Holes referred to as “defects” in cartilage and bone can be treated with a technique called osteochondral autograft transfer or OAT. Efforts are being made to identify factors that might predict a good or favorable result.
Osteochondral lesions refer to damage or defects to the joint cartilage (chondral) that go all the way down to the first layers of bone (osteo). Holes in the osteochondral layer and/or loose fragments of bone and cartilage in the joint can cause pain, locking of the joint, and eventually osteoarthritis.
Osteochondral autograft transfer (OAT) involves removing a plug of cartilage and bone from a healthy area (in this case from a non-weight bearing area of the knee) and transferring it into the osteochondral lesion (i.e., hole in the surface of the same patient’s joint). The word “autograft” refers to the fact that the patient donates his or her own tissue for the procedure.
In this study from Korea, surgeons used a second arthroscopic examination a year later to evaluate the results of this procedure used on the talus (ankle bone). It is rare that a second-look arthroscopic exam is possible so the results of this study are important. Quality of bone and cartilage graft were evaluated using the second arthroscopy instead of MRI in order to get a better look at the results.

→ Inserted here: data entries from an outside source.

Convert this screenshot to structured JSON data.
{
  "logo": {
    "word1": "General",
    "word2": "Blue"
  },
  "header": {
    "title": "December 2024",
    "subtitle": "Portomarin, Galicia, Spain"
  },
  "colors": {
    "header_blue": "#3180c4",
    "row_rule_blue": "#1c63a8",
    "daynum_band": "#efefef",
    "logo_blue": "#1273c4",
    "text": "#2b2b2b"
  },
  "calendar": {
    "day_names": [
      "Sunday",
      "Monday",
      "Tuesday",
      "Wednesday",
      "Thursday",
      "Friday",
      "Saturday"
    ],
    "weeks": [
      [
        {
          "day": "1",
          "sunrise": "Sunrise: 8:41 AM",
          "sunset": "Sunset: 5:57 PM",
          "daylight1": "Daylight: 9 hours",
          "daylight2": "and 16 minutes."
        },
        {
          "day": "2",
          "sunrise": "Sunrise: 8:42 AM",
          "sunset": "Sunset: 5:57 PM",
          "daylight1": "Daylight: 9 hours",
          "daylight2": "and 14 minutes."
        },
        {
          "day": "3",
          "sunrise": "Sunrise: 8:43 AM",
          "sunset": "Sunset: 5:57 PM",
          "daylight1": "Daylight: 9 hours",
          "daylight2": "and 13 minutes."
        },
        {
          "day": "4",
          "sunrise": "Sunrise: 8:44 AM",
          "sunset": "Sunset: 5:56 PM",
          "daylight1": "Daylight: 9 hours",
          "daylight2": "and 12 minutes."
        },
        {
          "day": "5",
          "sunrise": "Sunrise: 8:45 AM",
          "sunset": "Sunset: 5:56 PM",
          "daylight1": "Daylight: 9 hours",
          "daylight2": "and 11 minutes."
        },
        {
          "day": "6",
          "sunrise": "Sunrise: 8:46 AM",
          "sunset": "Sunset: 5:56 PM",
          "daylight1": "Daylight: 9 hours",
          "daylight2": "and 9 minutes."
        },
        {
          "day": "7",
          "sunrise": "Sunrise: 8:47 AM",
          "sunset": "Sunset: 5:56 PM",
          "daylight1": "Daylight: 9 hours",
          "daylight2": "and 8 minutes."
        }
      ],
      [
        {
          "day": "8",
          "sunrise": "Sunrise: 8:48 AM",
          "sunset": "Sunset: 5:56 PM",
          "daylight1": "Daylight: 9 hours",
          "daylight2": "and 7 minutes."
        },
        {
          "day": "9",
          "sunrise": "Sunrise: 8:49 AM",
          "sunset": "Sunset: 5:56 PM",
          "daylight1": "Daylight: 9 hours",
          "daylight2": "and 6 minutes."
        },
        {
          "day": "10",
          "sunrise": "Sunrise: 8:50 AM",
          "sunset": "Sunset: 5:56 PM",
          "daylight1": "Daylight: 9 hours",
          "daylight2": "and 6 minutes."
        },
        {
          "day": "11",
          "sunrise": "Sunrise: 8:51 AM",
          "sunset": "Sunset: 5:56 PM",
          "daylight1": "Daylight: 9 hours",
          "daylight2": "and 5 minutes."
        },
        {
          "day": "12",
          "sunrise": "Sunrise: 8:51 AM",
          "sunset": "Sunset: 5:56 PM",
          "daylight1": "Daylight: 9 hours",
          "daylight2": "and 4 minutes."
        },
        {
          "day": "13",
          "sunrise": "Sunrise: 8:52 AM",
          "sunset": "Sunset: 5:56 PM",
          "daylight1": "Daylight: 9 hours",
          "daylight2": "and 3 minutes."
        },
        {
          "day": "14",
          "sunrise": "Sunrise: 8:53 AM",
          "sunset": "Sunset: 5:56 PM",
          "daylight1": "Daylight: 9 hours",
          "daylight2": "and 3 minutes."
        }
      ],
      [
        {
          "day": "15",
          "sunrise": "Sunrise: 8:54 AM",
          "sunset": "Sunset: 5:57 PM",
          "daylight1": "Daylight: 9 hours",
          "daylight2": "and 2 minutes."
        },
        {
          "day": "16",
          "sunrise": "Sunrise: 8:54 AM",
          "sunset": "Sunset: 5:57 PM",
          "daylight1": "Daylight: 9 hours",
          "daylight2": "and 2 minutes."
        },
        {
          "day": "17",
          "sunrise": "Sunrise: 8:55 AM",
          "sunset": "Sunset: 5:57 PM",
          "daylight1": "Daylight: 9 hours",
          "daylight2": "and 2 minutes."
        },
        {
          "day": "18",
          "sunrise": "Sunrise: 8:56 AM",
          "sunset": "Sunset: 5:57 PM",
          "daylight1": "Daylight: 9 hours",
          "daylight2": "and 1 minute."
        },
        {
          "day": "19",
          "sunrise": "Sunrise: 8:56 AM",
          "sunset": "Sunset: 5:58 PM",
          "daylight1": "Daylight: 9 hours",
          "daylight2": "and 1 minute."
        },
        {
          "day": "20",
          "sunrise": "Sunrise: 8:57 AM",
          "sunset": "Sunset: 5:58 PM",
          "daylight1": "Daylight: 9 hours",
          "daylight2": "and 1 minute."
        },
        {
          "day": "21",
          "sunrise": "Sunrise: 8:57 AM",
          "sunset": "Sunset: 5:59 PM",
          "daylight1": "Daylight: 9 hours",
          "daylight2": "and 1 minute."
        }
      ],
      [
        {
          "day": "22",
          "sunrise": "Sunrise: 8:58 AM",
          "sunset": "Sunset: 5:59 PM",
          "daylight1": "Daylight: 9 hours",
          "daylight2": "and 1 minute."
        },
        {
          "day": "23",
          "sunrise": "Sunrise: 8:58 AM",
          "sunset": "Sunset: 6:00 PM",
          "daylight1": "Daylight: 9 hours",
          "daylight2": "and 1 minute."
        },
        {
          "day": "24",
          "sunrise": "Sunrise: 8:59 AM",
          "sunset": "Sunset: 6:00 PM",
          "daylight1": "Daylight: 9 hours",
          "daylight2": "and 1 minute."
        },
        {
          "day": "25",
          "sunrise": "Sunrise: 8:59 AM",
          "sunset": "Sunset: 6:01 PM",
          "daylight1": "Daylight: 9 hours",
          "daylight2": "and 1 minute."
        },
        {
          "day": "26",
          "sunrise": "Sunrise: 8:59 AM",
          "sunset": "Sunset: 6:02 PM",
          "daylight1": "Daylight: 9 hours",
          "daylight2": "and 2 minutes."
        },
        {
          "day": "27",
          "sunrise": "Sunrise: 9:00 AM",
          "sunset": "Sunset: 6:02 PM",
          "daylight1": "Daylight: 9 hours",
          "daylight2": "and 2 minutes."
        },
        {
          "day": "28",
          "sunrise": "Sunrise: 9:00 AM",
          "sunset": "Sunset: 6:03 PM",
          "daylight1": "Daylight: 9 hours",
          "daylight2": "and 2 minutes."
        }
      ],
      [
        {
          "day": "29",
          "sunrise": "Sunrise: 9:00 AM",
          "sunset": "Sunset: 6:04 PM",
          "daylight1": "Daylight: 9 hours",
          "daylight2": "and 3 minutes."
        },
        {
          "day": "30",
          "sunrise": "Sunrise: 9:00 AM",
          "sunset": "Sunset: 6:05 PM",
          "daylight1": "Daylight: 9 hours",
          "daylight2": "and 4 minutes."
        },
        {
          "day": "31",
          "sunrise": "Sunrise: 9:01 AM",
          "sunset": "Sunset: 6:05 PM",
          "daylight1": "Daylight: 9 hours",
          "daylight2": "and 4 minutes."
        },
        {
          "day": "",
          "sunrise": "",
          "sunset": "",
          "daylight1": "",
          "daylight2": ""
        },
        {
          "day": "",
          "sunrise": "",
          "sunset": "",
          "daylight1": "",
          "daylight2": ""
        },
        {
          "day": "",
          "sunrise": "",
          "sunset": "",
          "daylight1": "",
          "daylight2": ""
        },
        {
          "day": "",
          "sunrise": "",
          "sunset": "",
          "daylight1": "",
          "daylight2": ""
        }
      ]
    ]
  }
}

Using an analysis of many patient variables, the researchers were able to determine the most important factors affecting the final results. They investigated the role of age, gender, body mass index (BMI), duration of symptoms, severity (depth and size) and location of lesion, and presence of bone cysts as predictive factors of outcomes. They also looked at results based on patient satisfaction, pain, function, and activity level.
So what did they find? Ninety-five per cent (95%) of the group reported good-to-excellent outcomes. The most important factor in the result of the OAT procedure was actually a surgical effect. The surgeon must restore the joint surface smoothly, evenly, and anatomically accurately.
Impingement (pinching) of the surrounding soft tissues must be avoided. The graft shape and size must match the defect as closely as possible. And the graft must be covered over carefully with a patch to prevent “uncovered” areas. It seems that any gaps or uncovered spots quickly fill in with fibrous cartilage. The result is an unstable defect area.
Although a second-look arthroscopy is an invasive procedure, it does provide an opportunity to treat any problems present, especially mismatching of the joint surfaces. Fibrous adhesions causing impingement can be removed. And any uneven margins can be smoothed over. Any gaps where the graft meets the defect can be filled in.
The authors suggest longer-term studies (beyond the one-year mark) in order to evaluate changes and look for influencing factors that might not show up in the first 12-months. They also commented that their study was fairly small in terms of number of patients (52 ankles). Therefore the study should be repeated with a larger number of subjects before accepting these results as the final word on the subject.